Introduction
Privacy engineering is often associated with terms such as:
— privacy-by-design and privacy-by-default, coined by Ann Cavoukian[16] in the early nineties; or
— data protection by design and data protection by default, used in the European regulation published in April 2016[17].
In recent years, a number of concepts, principles and approaches have been proposed for privacy engineering. In a paper on privacy engineering[20], Spiekermann and Cranor contrast privacy-by-architecture from privacy-by-policy. The former focuses on data minimization, anonymization and client-side data processing and storage while the latter focuses on enforcing policies in data processing.
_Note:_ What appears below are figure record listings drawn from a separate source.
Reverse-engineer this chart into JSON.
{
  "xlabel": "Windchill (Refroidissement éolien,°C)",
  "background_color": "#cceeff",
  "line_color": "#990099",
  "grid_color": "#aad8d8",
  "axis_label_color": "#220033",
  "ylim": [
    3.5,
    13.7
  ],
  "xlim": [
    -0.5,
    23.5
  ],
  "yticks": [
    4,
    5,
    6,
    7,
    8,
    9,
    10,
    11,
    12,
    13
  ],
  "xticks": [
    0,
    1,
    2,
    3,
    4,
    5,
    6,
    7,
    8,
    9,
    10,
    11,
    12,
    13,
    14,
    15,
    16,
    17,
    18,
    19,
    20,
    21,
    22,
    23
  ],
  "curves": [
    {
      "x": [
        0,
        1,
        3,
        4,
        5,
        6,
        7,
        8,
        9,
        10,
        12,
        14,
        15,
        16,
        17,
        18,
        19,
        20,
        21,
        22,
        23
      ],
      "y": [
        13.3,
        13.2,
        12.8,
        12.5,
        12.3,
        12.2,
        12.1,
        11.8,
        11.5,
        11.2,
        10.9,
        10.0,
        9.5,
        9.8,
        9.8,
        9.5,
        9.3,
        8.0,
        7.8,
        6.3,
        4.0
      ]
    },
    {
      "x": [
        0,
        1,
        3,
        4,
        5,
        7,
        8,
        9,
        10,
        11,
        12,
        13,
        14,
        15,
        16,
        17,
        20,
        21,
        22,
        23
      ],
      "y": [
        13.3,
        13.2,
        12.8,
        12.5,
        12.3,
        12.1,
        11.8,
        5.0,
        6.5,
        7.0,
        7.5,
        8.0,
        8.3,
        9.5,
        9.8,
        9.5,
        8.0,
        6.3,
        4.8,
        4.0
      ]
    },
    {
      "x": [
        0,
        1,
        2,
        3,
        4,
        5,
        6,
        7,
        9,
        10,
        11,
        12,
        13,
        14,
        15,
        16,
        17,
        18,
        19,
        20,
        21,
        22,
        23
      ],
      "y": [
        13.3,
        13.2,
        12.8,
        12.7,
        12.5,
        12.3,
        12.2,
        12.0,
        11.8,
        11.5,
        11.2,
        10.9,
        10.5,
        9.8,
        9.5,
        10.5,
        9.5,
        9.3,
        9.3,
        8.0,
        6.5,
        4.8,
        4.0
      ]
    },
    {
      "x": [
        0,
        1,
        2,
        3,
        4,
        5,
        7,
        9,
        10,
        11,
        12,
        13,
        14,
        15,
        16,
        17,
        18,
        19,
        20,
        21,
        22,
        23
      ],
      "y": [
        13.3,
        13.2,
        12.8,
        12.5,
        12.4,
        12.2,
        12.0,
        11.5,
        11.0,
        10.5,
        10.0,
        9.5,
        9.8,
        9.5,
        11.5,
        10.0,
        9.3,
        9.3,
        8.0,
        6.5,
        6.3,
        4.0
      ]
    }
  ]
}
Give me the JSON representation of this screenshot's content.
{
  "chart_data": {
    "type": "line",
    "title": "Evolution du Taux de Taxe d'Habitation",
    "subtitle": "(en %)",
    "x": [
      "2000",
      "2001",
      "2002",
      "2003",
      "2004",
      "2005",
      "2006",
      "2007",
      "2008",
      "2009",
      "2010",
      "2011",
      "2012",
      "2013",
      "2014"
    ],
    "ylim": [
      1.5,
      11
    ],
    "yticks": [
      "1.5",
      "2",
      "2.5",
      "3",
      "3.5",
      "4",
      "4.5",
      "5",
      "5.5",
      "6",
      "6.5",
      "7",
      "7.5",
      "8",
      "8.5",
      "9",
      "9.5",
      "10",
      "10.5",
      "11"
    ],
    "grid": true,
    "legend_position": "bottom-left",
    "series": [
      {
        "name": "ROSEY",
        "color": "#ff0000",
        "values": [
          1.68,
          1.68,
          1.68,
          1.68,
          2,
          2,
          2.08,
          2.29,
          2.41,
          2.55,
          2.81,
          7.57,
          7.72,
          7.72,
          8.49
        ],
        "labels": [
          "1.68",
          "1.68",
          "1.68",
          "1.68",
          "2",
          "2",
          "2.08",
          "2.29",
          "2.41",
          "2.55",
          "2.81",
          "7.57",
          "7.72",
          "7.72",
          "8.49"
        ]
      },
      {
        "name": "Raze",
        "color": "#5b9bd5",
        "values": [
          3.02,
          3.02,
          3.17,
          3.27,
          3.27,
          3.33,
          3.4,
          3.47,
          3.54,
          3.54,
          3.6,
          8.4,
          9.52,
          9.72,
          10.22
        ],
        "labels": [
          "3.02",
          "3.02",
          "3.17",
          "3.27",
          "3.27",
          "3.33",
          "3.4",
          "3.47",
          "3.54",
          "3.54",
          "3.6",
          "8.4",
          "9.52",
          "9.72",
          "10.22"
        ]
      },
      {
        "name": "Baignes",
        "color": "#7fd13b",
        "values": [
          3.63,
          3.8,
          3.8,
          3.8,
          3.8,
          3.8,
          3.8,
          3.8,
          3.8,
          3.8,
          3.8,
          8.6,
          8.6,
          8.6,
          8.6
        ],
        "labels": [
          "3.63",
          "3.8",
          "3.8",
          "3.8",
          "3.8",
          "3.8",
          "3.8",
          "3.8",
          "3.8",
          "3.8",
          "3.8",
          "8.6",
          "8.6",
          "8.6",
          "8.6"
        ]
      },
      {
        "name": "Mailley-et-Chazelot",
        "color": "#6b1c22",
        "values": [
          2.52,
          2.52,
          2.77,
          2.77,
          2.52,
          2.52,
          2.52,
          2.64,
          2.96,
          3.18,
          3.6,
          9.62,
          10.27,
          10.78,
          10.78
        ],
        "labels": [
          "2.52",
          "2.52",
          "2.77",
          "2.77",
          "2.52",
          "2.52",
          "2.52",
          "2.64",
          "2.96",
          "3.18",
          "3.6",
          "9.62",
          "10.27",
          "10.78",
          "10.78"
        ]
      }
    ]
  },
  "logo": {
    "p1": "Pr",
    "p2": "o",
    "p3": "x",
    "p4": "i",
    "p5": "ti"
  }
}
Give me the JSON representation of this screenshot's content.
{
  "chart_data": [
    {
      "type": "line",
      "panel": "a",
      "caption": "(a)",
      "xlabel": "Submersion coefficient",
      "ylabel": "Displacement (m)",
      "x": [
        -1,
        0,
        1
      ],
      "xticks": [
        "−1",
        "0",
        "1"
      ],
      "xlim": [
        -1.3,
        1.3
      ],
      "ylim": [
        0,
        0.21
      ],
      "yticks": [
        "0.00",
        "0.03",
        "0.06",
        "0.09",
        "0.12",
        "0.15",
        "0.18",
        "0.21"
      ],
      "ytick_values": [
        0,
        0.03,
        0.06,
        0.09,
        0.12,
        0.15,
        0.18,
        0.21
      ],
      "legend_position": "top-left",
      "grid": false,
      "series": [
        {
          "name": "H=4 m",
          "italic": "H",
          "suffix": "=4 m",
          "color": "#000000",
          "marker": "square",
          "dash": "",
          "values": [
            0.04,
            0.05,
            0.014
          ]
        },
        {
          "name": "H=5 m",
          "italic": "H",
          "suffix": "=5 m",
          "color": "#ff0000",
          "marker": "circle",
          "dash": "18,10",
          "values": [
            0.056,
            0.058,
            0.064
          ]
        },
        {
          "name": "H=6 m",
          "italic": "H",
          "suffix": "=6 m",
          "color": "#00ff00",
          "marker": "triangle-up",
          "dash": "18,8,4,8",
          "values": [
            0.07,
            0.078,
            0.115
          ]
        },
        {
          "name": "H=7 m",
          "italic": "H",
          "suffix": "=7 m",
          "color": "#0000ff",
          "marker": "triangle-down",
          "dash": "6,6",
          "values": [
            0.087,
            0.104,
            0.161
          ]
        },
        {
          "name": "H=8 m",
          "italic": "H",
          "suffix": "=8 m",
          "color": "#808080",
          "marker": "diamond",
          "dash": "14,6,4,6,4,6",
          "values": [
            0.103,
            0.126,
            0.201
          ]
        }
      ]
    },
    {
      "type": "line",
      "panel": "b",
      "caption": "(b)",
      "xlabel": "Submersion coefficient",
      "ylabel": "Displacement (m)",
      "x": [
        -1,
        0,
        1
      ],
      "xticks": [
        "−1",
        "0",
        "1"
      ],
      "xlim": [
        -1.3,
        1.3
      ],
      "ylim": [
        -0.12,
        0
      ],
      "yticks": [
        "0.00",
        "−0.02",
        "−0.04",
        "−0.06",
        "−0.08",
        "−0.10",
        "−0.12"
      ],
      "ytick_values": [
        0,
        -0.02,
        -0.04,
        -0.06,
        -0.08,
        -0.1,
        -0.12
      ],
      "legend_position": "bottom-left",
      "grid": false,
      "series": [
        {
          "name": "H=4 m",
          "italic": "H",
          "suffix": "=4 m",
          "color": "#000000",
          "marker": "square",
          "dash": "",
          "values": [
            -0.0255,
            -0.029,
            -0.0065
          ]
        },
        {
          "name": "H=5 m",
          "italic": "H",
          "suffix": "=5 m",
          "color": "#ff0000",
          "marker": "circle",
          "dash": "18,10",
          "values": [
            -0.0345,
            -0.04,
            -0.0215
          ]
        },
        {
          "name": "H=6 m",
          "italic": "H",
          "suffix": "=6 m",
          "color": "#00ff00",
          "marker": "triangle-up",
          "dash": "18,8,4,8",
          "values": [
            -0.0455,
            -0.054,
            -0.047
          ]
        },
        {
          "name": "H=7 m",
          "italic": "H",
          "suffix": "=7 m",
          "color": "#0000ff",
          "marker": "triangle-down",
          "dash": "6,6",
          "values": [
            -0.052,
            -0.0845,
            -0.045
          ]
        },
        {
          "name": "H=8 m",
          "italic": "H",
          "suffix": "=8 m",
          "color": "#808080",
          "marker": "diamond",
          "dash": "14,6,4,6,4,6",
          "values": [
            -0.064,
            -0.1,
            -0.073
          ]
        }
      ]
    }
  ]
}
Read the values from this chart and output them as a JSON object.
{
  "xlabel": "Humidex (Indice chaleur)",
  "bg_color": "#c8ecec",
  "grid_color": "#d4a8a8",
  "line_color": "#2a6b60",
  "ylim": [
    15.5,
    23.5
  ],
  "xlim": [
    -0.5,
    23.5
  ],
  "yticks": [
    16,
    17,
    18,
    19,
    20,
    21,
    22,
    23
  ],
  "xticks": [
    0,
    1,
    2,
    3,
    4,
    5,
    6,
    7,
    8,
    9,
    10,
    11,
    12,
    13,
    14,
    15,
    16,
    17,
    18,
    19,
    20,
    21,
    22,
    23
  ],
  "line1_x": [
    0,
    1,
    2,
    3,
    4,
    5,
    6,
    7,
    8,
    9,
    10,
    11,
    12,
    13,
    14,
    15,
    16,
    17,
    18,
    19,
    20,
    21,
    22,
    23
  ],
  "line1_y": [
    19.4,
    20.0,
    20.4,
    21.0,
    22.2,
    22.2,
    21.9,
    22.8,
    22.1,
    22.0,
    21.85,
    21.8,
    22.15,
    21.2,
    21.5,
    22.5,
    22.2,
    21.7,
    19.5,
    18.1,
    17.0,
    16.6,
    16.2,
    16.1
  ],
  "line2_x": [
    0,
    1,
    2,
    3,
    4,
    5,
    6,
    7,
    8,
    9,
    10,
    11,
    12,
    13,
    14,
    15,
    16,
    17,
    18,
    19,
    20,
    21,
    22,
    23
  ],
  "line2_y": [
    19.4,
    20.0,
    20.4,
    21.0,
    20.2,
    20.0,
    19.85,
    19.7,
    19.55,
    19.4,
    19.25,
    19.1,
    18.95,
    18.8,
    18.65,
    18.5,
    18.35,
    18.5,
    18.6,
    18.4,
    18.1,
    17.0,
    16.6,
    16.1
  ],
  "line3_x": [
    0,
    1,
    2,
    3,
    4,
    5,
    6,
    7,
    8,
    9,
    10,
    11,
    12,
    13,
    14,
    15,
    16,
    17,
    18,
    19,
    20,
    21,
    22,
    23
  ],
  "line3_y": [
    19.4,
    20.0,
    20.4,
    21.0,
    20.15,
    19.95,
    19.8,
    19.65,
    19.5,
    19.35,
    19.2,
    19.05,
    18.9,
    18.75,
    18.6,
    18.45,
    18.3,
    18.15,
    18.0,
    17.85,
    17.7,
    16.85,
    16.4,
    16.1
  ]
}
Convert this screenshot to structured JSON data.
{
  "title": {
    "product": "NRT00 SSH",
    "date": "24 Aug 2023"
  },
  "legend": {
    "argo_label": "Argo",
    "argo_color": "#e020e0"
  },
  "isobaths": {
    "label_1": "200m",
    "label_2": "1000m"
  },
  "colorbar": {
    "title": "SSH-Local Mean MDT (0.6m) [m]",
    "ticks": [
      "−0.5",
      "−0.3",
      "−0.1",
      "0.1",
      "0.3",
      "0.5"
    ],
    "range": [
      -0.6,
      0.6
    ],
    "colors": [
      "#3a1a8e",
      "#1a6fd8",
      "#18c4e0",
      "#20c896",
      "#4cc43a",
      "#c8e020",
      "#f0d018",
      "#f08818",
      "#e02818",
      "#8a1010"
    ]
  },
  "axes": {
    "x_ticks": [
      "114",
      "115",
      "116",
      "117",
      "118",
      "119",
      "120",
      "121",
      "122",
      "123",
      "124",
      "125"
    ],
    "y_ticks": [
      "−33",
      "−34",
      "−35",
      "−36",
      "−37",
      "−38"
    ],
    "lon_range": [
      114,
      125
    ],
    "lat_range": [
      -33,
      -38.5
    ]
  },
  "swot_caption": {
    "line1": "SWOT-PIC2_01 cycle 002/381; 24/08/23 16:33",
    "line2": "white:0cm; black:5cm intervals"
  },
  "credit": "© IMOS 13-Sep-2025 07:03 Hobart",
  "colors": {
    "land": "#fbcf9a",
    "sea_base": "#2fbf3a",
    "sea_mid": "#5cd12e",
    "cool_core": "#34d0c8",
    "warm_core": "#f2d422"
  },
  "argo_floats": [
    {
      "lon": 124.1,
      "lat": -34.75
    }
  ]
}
In a paper on engineering privacy-by-design[21], Gürses, Troncoso, and Diaz state that data minimization should be the foundational principle for engineering privacy-respecting systems. In a paper on privacy-by-design in intelligent transport systems[22], Kung, Freytag and Kargl define three principles, minimization, enforcement and transparency. In a paper on protection goals for privacy engineering[23], Hansen, Jensen, and Rost identify three goals: unlinkability, transparency and intervenability. In two papers on privacy design strategies[29][30], Hoepman identifies four data oriented strategies (minimize, separate, abstract, hide), as well as four process oriented strategies (inform, control, enforce, demonstrate).